Vital do Rêgo — Sr. Presidente, eu mudo o meu direcionamento (…). E vamos esperar que a Casa Civil e os órgãos de assessoramento do Governo Federal possam, com os juristas do País, aprofundar essa questão.

Renan Calheiros — Eu quero cumprimentar a todos. (…) Em votação. As Senadoras e os Senadores que aprovam permaneçam como se encontram. (Pausa.) Aprovado.

Vamos tecer alguns breves comentários sobre os trechos anteriormente grifados. Primeiro ponto: como assim, nós conhecemos a justiça brasileira? Quer dizer que um dos motivos de introdução da “nova técnica” seria partir da presunção de incompetência institucional? Segundo ponto: que negócio é esse de o Poder Legislativo transferir sua responsabilidade legislativa para um eventual veto do Poder Executivo?
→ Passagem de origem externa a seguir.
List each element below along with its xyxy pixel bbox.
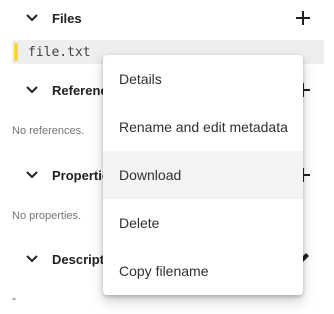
file-name: file.txt: [28, 44, 91, 60]
chevron-down-icon[interactable]: [22, 249, 42, 269]
menu-item-delete[interactable]: Delete: [103, 199, 303, 247]
file-context-menu: Details Rename and edit metadata Downloa…: [103, 55, 303, 295]
files-section-title: Files: [52, 10, 82, 26]
menu-item-rename[interactable]: Rename and edit metadata: [103, 103, 303, 151]
description-value: -: [12, 291, 16, 305]
chevron-down-icon[interactable]: [22, 165, 42, 185]
references-empty-note: No references.: [12, 125, 85, 137]
file-color-marker: [14, 43, 18, 61]
menu-item-download[interactable]: Download: [103, 151, 303, 199]
chevron-down-icon[interactable]: [22, 8, 42, 28]
files-section-header[interactable]: Files: [0, 2, 334, 34]
properties-empty-note: No properties.: [12, 210, 82, 222]
menu-item-details[interactable]: Details: [103, 55, 303, 103]
add-file-icon[interactable]: [292, 7, 314, 29]
chevron-down-icon[interactable]: [22, 80, 42, 100]
file-panel: Files file.txt References No references.…: [0, 0, 334, 314]
menu-item-copy-filename[interactable]: Copy filename: [103, 247, 303, 295]
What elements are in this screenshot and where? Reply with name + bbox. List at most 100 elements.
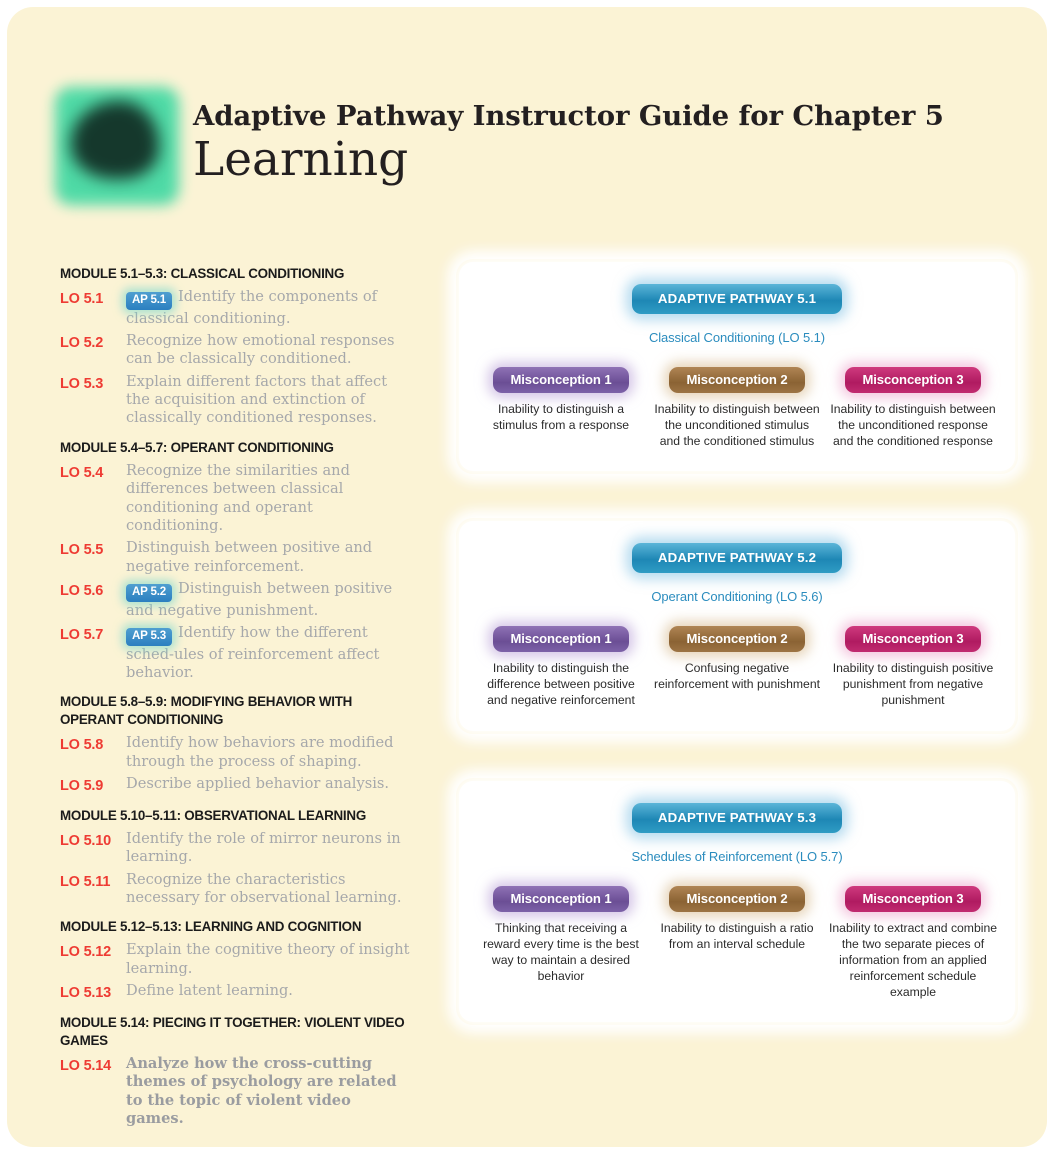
lo-text-wrapper: Analyze how the cross-cutting themes of … — [126, 1055, 410, 1129]
misconception-item: Misconception 3 Inability to extract and … — [829, 885, 997, 1000]
lo-tag: LO 5.11 — [60, 873, 111, 890]
module-heading: MODULE 5.4–5.7: OPERANT CONDITIONING — [60, 439, 334, 455]
lo-tag: LO 5.12 — [60, 944, 111, 961]
misconception-group: Misconception 1 Thinking that receiving a… — [469, 885, 1005, 1000]
lo-tag: LO 5.7 — [60, 626, 104, 643]
module-heading: MODULE 5.14: PIECING IT TOGETHER: VIOLEN… — [60, 1015, 405, 1049]
lo-description: Define latent learning. — [126, 982, 293, 1000]
pathway-subtitle-link[interactable]: Classical Conditioning (LO 5.1) — [469, 330, 1005, 345]
adaptive-pathway-card: ADAPTIVE PATHWAY 5.1 Classical Conditioni… — [459, 262, 1015, 472]
pathway-pill-wrapper: ADAPTIVE PATHWAY 5.3 — [469, 802, 1005, 833]
learning-objectives-column: MODULE 5.1–5.3: CLASSICAL CONDITIONING LO… — [60, 265, 410, 1133]
module-heading: MODULE 5.12–5.13: LEARNING AND COGNITION — [60, 919, 362, 935]
misconception-item: Misconception 2 Confusing negative reinfo… — [653, 626, 821, 708]
lo-text-wrapper: Recognize how emotional responses can be… — [126, 332, 410, 369]
misconception-description: Inability to distinguish between the unc… — [830, 402, 996, 449]
misconception-item: Misconception 1 Inability to distinguish … — [477, 367, 645, 449]
module-heading: MODULE 5.1–5.3: CLASSICAL CONDITIONING — [60, 266, 345, 281]
learning-objective-row: LO 5.13 Define latent learning. — [60, 982, 410, 1003]
misconception-pill: Misconception 2 — [669, 367, 805, 393]
learning-objective-row: LO 5.7 AP 5.3 Identify how the different s… — [60, 624, 410, 682]
pathway-title-pill: ADAPTIVE PATHWAY 5.2 — [631, 543, 843, 574]
lo-text-wrapper: AP 5.1 Identify the components of classic… — [126, 288, 410, 328]
learning-objective-row: LO 5.8 Identify how behaviors are modifie… — [60, 734, 410, 771]
adaptive-pathways-column: ADAPTIVE PATHWAY 5.1 Classical Conditioni… — [459, 262, 1015, 1072]
ap-badge: AP 5.1 — [126, 291, 173, 310]
misconception-description: Inability to distinguish a stimulus from… — [492, 402, 630, 433]
misconception-pill: Misconception 1 — [493, 367, 629, 393]
title-block: Adaptive Pathway Instructor Guide for Ch… — [193, 79, 953, 185]
misconception-item: Misconception 1 Inability to distinguish … — [477, 626, 645, 708]
pathway-title-pill: ADAPTIVE PATHWAY 5.3 — [631, 802, 843, 833]
lo-tag: LO 5.8 — [60, 737, 104, 754]
learning-objective-row: LO 5.12 Explain the cognitive theory of i… — [60, 941, 410, 978]
learning-objective-row: LO 5.2 Recognize how emotional responses … — [60, 332, 410, 369]
guide-title: Adaptive Pathway Instructor Guide for Ch… — [193, 100, 944, 132]
lo-description: Identify the role of mirror neurons in l… — [126, 829, 401, 866]
misconception-pill: Misconception 1 — [493, 885, 629, 912]
pathway-subtitle-link[interactable]: Operant Conditioning (LO 5.6) — [469, 589, 1005, 604]
lo-description: Describe applied behavior analysis. — [126, 774, 389, 792]
misconception-description: Thinking that receiving a reward every t… — [483, 920, 639, 983]
logo-blob-shape — [71, 101, 159, 179]
lo-text-wrapper: Distinguish between positive and negativ… — [126, 539, 410, 576]
lo-tag: LO 5.14 — [60, 1058, 111, 1075]
learning-objective-row: LO 5.3 Explain different factors that aff… — [60, 373, 410, 428]
misconception-pill: Misconception 3 — [845, 626, 981, 653]
learning-objective-row: LO 5.11 Recognize the characteristics nec… — [60, 871, 410, 908]
lo-tag: LO 5.1 — [60, 290, 104, 307]
lo-description: Recognize how emotional responses can be… — [126, 331, 395, 368]
brain-logo-icon — [55, 87, 179, 205]
misconception-description: Inability to distinguish positive punish… — [832, 661, 994, 708]
pathway-pill-wrapper: ADAPTIVE PATHWAY 5.1 — [469, 284, 1005, 314]
misconception-item: Misconception 2 Inability to distinguish … — [653, 885, 821, 1000]
learning-objective-row: LO 5.6 AP 5.2 Distinguish between positive… — [60, 580, 410, 620]
misconception-description: Inability to distinguish the difference … — [487, 661, 635, 708]
lo-description: Identify how behaviors are modified thro… — [126, 734, 394, 770]
module-heading: MODULE 5.10–5.11: OBSERVATIONAL LEARNING — [60, 807, 366, 823]
misconception-description: Inability to distinguish between the unc… — [654, 402, 820, 449]
learning-objective-row: LO 5.9 Describe applied behavior analysis… — [60, 775, 410, 796]
lo-description: Explain the cognitive theory of insight … — [126, 941, 410, 977]
lo-description: Recognize the characteristics necessary … — [126, 870, 402, 907]
misconception-group: Misconception 1 Inability to distinguish … — [469, 367, 1005, 449]
lo-text-wrapper: Recognize the characteristics necessary … — [126, 871, 410, 908]
lo-description: Explain different factors that affect th… — [126, 372, 388, 427]
pathway-title-pill: ADAPTIVE PATHWAY 5.1 — [631, 284, 843, 314]
lo-tag: LO 5.9 — [60, 777, 104, 794]
lo-tag: LO 5.10 — [60, 832, 111, 849]
pathway-subtitle-link[interactable]: Schedules of Reinforcement (LO 5.7) — [469, 849, 1005, 864]
misconception-pill: Misconception 1 — [493, 626, 629, 653]
misconception-item: Misconception 2 Inability to distinguish … — [653, 367, 821, 449]
lo-description: Analyze how the cross-cutting themes of … — [126, 1055, 397, 1128]
lo-text-wrapper: Explain different factors that affect th… — [126, 373, 410, 428]
lo-text-wrapper: Recognize the similarities and differenc… — [126, 462, 410, 536]
lo-text-wrapper: AP 5.2 Distinguish between positive and n… — [126, 580, 410, 620]
ap-badge: AP 5.2 — [126, 584, 173, 602]
lo-description: Recognize the similarities and differenc… — [126, 461, 350, 534]
misconception-item: Misconception 3 Inability to distinguish … — [829, 367, 997, 449]
adaptive-pathway-card: ADAPTIVE PATHWAY 5.3 Schedules of Reinfor… — [459, 780, 1015, 1023]
page-canvas: Adaptive Pathway Instructor Guide for Ch… — [7, 7, 1047, 1147]
learning-objective-row: LO 5.5 Distinguish between positive and n… — [60, 539, 410, 576]
misconception-description: Inability to distinguish a ratio from an… — [660, 920, 814, 951]
misconception-pill: Misconception 3 — [845, 367, 981, 393]
learning-objective-row: LO 5.1 AP 5.1 Identify the components of c… — [60, 288, 410, 328]
misconception-group: Misconception 1 Inability to distinguish … — [469, 626, 1005, 708]
misconception-pill: Misconception 2 — [669, 626, 805, 653]
pathway-pill-wrapper: ADAPTIVE PATHWAY 5.2 — [469, 543, 1005, 574]
lo-text-wrapper: Identify how behaviors are modified thro… — [126, 734, 410, 771]
misconception-description: Confusing negative reinforcement with pu… — [654, 661, 820, 692]
misconception-pill: Misconception 3 — [845, 885, 981, 912]
page-header: Adaptive Pathway Instructor Guide for Ch… — [55, 79, 955, 219]
lo-text-wrapper: AP 5.3 Identify how the different sched-u… — [126, 624, 410, 682]
lo-tag: LO 5.13 — [60, 985, 111, 1002]
lo-tag: LO 5.6 — [60, 583, 104, 599]
learning-objective-row: LO 5.10 Identify the role of mirror neuro… — [60, 830, 410, 867]
lo-text-wrapper: Define latent learning. — [126, 982, 410, 1000]
misconception-item: Misconception 3 Inability to distinguish … — [829, 626, 997, 708]
lo-description: Distinguish between positive and negativ… — [126, 539, 373, 575]
module-heading: MODULE 5.8–5.9: MODIFYING BEHAVIOR WITH … — [60, 694, 353, 728]
lo-tag: LO 5.4 — [60, 464, 104, 481]
lo-text-wrapper: Identify the role of mirror neurons in l… — [126, 830, 410, 867]
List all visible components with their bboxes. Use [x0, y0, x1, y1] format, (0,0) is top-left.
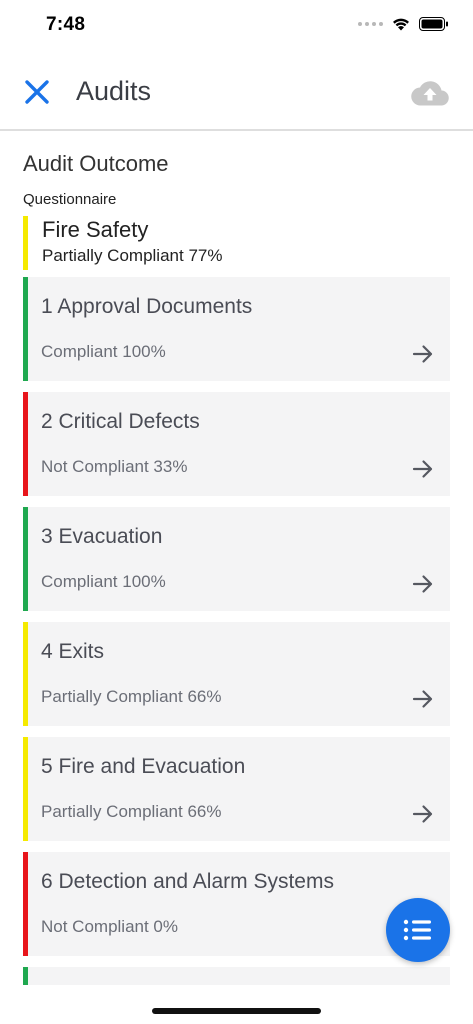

E o que sobrou para a democracia???

Tecnicamente (e sem maiores rodeios) queremos nos opor à referida técnica, sob os seguintes argumentos:

1º) Observa-se a criação de (ou transformação em) uma espécie de embargos infringentes com remessa necessária; assim, a eficácia do acórdão não unânime está diretamente condicionada à imediata suspensão do julgamento para a sua reanálise em momento posterior, diante de uma nova quantidade de julgadores; assim como nas hipóteses de remessa de ofício, não haverá transito em julgado da decisão (o que impede a sua execução definitiva e a oferta de embargos de declaração) se a nova técnica não for observada;

2º) A unanimidade, assim como o consenso, não é (nem nunca foi) sinônimo de justiça das decisões; assim, se a decisão, mesmo que por maioria, respeitar o dever democrático de integridade (respeito às normas jurídicas, em especial à Constituição Republicana) e coerência (compreendendo que nenhuma decisão pode partir de um grau zero de compreensão ou meramente da consciência ou moralidade do julgador, mas, sim, deve ser construída a partir de uma tradição jurídica que leve em consideração a doutrina e a jurisprudência) — como preconiza a CHD – Crítica Hermenêutica do Direito[1] — e, doravante, os artigos 486 e 924 do novo Código de Processo Civil — uma fundamentação democraticamente responsável pela maioria dispensaria, por si só, a necessidade de uma decisão unânime;

3º) Por se aplicar às decisões colegiadas não-unânimes — ampliando seu espectro para abarcar, agora, também o agravo de instrumento —, naturalmente aumentará a quantidade de trabalho nos tribunais (indo na contramão das modernas tendências de simplificação das técnicas processuais);

4º) Um dos fundamentos da permanência dos embargos infringentes era superar um possível dois a dois na soma de todas as decisões (o voto da sentença, mais o voto vencido do acórdão, contra dois votos vitoriosos do acórdão), o que exigiria um “tira-teima”, um desempate. Torna-se evidente o retrocesso porquanto a novel técnica acaba por ser mais abrangente, inclusive, que os atuais embargos infringentes, na medida em que não exige sequer a reforma da sentença (basta que o julgamento seja não unânime…). Do modo como consta em sua redação, é possível que o aludido procedimento seja aplicado em um eventual “três a um” de posicionamentos (o voto da sentença mais dois votos vencedores, contra o voto vencido no acórdão) o que acaba por resgatar indiretamente a antiga redação do artigo 530 do CPC (antes da alteração promovida pela Lei 10.352/01)[i].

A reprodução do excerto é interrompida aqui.